A startup is going to come against many difficulties, the primary one being finances. In order to keep from being constantly hounded by financial limitations, you want to consolidate operations as cost-effectively as possible. Here are five ways you can eliminate thousands from your annual budget.
1. Don’t rent: build, own, and work sustainable
Especially if your startup is a tech company of some variety which doesn’t require a specific location for success, you want to avoid renting if ownership of a given work location is possible. If you can work out of a house, do so until you have enough capital to purchase something more fitting. But even better would be building your own office.
You can make a prefab structure for between $16 and $100 per square foot, depending on who you build through and how much architectural assistance/amenities you bring to the table. When you consider that a conventional home costs about $150 per square foot to build, it’s easy to see the savings. You could have a 2,000 square-foot facility for $200k.
Rent will cost you quite a bit; if you’re able to rent an office in a San Francisco skyrise for under $5,000 a month, you’re getting a sweet deal. That clocks in at $60k a year, or $300k over the course of five years. Meanwhile, if you built your own office, you could save $100k in the first five years alone–minimum.
2. Sustainable energy
If you add sustainable energy solutions to your prefabricated structure, you’ll save even more. Find a place out of town where there’s wind and a medium-sized stream. You can loft a wind turbine for $5,000 and a water turbine for $5,000. You can install a 3.1 kWh solar energy system for about the same. Now, max, you’re at $215k and you’ll never pay a utility bill.
If you only paid $200 a month per utility bill in a traditional setting, that’s $2400 a year, Now you’ve saved an additional $12,000 over five years. Basically, the energy system pays for itself during your first five years of operation. If you own the land everything sits on, then even if the business folds in five years, you’ve got a property you can sell to recoup your investment.
3. Cloud computing
Cloud computing allows you to source the same utility an on-site data center would traditionally yield for a fraction of the cost at a predictable monthly rate.
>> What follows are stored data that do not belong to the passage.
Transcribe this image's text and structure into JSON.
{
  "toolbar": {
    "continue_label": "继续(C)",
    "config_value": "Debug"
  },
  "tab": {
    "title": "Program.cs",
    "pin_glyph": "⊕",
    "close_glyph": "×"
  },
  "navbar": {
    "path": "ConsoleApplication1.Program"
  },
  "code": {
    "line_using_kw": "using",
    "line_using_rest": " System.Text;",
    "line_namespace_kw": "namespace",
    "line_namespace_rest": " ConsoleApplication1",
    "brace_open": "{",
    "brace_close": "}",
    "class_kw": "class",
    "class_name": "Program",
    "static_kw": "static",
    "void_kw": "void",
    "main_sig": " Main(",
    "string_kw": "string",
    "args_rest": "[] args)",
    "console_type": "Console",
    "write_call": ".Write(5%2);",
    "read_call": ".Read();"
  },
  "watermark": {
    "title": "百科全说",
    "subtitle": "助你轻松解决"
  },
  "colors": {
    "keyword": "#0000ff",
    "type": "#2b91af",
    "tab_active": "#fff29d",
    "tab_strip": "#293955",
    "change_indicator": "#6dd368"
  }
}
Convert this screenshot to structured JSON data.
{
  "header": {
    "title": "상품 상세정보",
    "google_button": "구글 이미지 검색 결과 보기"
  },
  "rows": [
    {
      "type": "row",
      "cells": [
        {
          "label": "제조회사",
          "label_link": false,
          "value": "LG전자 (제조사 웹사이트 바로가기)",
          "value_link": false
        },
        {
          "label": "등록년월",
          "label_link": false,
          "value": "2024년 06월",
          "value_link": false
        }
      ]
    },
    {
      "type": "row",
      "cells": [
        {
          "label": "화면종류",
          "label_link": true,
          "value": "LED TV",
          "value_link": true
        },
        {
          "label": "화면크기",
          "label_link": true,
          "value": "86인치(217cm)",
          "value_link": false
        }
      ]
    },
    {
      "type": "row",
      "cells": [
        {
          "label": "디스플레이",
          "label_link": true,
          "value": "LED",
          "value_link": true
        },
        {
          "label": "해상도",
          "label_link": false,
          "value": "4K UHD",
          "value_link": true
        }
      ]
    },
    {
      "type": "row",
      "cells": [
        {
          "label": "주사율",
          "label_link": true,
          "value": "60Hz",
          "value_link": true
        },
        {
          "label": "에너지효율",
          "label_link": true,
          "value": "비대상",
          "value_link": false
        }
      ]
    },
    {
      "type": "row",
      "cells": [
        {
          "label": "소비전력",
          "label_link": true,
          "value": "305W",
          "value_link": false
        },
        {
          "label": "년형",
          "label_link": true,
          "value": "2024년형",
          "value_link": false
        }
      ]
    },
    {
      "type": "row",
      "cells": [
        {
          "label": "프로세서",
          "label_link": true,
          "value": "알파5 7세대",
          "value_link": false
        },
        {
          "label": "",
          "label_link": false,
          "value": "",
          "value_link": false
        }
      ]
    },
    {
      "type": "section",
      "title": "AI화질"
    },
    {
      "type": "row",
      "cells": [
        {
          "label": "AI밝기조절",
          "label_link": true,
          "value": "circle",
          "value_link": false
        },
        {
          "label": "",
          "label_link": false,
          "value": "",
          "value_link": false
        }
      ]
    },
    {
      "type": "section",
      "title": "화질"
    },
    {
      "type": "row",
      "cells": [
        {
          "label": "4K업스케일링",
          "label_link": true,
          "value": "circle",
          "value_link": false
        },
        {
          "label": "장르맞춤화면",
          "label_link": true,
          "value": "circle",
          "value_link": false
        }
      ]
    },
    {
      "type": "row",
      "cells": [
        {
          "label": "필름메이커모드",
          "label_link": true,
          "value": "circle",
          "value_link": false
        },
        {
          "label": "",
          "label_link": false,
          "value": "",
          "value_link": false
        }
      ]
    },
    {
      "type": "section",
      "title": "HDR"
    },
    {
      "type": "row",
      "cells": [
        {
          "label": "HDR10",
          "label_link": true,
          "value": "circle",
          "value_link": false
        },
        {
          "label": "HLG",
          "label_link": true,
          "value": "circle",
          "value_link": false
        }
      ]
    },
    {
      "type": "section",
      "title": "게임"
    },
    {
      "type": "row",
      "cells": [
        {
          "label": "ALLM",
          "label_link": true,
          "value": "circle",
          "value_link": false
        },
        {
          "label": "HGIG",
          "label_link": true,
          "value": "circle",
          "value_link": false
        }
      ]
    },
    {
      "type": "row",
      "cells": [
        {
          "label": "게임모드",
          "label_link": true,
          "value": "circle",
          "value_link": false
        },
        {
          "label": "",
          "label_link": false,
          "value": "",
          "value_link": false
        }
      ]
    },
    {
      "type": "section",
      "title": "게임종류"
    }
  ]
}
Instead of paying for installation, transport, hardware, upgrades, troubleshooting, support, and an on-site backup solution, you just use an MSP and get the same utility.
4. BYOD solutions
Bring Your Own Device, or BYOD, allows businesses to outsource end-user portals to employees. Basically, you use the cloud to handle timesheets payroll and whatever infrastructure it can, and employees log in through their varying laptops to your system. You save thousands in hardware and space, employees can work from home, everybody wins.
5. Mobile and cloud applications
Cloud applications streamline operations, facilitating outsourced infrastructure, but additionally, the cloud is making a suite of mobile applications more effectively tangible than ever.
Applications for mobile phones and tablets are also increasingly popular, and they’re a great way to organically market your services. When users find there’s something cool about what you can provide, and it makes their life easier, they’re likely to organically promote you by getting others in on your app.
The only downside to apps is troubleshooting, but it’s not much of a downside, really. It just means you need to keep an eye on operations. When it comes to error monitoring and crash reporting software, Stackify.com advises tech professionals to: “…constantly monitor your applications for errors so you can identify and fix problems ASAP.”
Greater freedom through diminished expenses
If you can curtail tens of thousands from your yearly budget, you’ll give your startup a fighting chance at establishing itself for the long-haul. So look into your options and see what works best for you. For most businesses, at least several of the listed tips here can serve to increase visibility and profitability, or decrease infrastructural expense.